Quoting PierreW <wamrewam@googlemail.com>:
Hello,
I need to parse two big XML files in a row (30+MB each). I have tried
both REXML and Hpricot. They do work. Thing is, with both libraries,
the parsing of each file takes a huge amount of memory: more than
700MB each!
So I was wondering:
- is it normal that parsing a 30MB file takes 700MB of memory? Could
it be that something is wrong with the file? Is there an alternative
way to deal with such big files?
- is there a way to force the release of the memory when I don't need
the file anymore? At the moment it is not released instantly after the
first file, so I end up with 1.5GB memory use.
Generally XML libraries keep the whole content, including whitespace, in an
easily searchable tree structured data structure, often plus the original
text, plus overhead.
I have reduced the code to the minimum to isolate the memory issue:
xml = File.read("myfile.xml")
doc = REXML::Document.new(xml) or doc = Hpricot.XML(xml)
doc = nil
and repeat with the second file.
Also, I tried libxml in case. I get an error message that I can't
explain:
LibXML::XML::Error (Fatal error: Input is not proper UTF-8, indicate
encoding ! yet the file is UTF-8 as far as I can tell.
LibXML is very picky about UTF-8 and I have not been able to figure how to get
it to recover and continue parsing. Since Hpricot and Nokogiri are less
picky and they use LibXML, I presume it is possible.
Whenever I have dug into the source file in question, there has been a
non-UTF8 character. Look at the reader.line_number and reader.column_number
values for where.
As another person has suggested, the SAX API does not keep the whole file or
DOM in memory and uses much less memory. Also look at XML::Reader interface,
it is very fast and not at all memory hungry. Your code will probably not be
as pretty as with the DOM APIs, but sometimes it is worth the trade offs.

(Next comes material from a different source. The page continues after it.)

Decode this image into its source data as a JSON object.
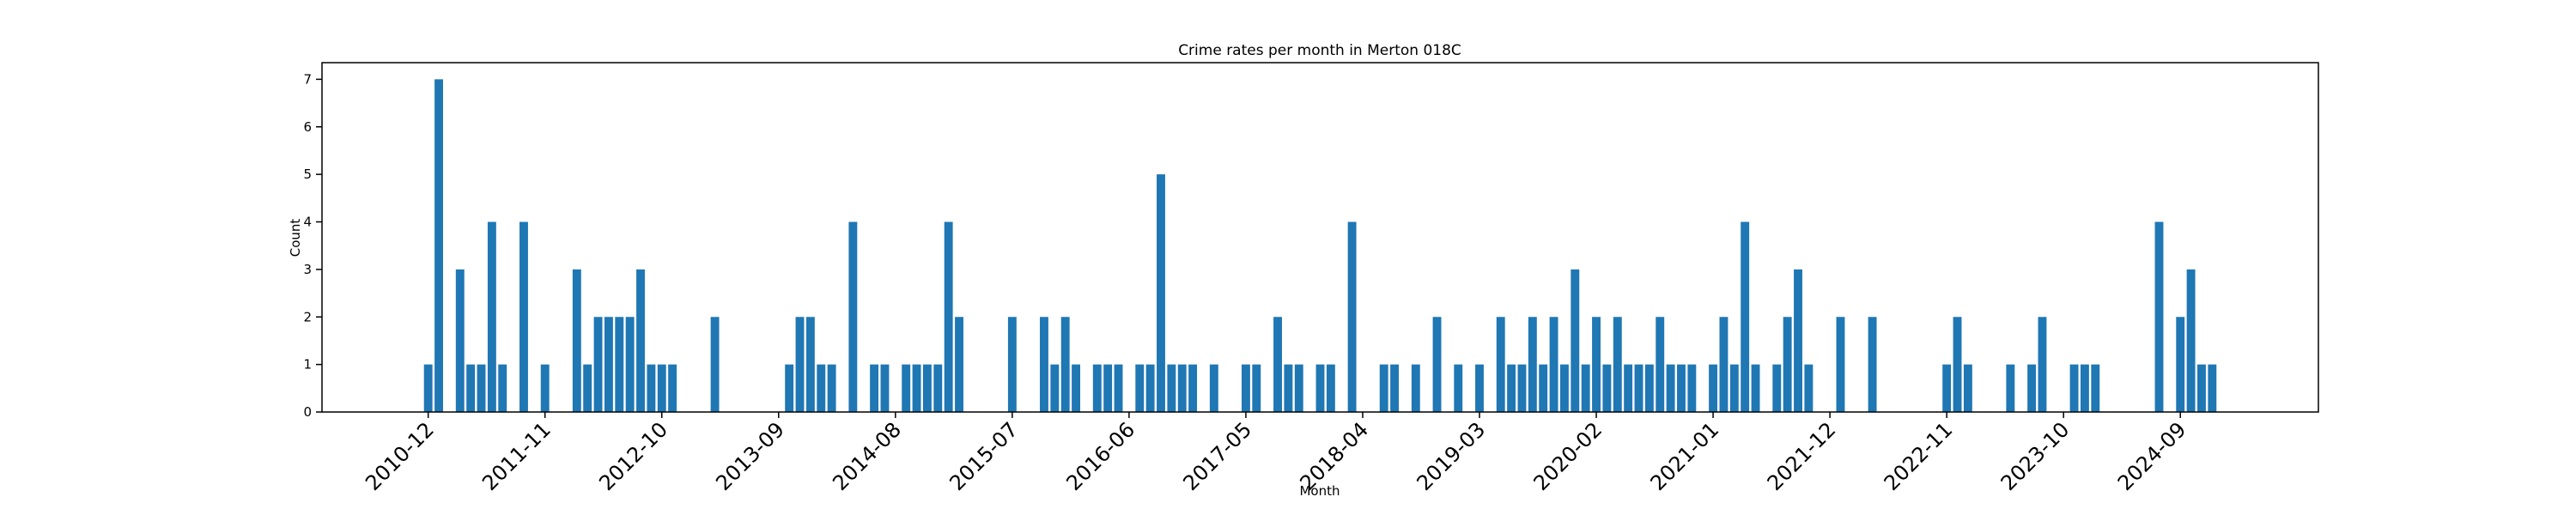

Switching from FeedTools to read RSS feeds to XML::Reader to grab just what my
app needs resulted in a speed up of better than 10x, maybe 100x. This is
applicable if your code is handling multiple XML schemas (there are at least 6
different RSS schema with varying interpretations, for some fields the whole
DOM is searched 10 times; once thru with custom code is ugly, but worth it in
my application).
HTH,
Jeffrey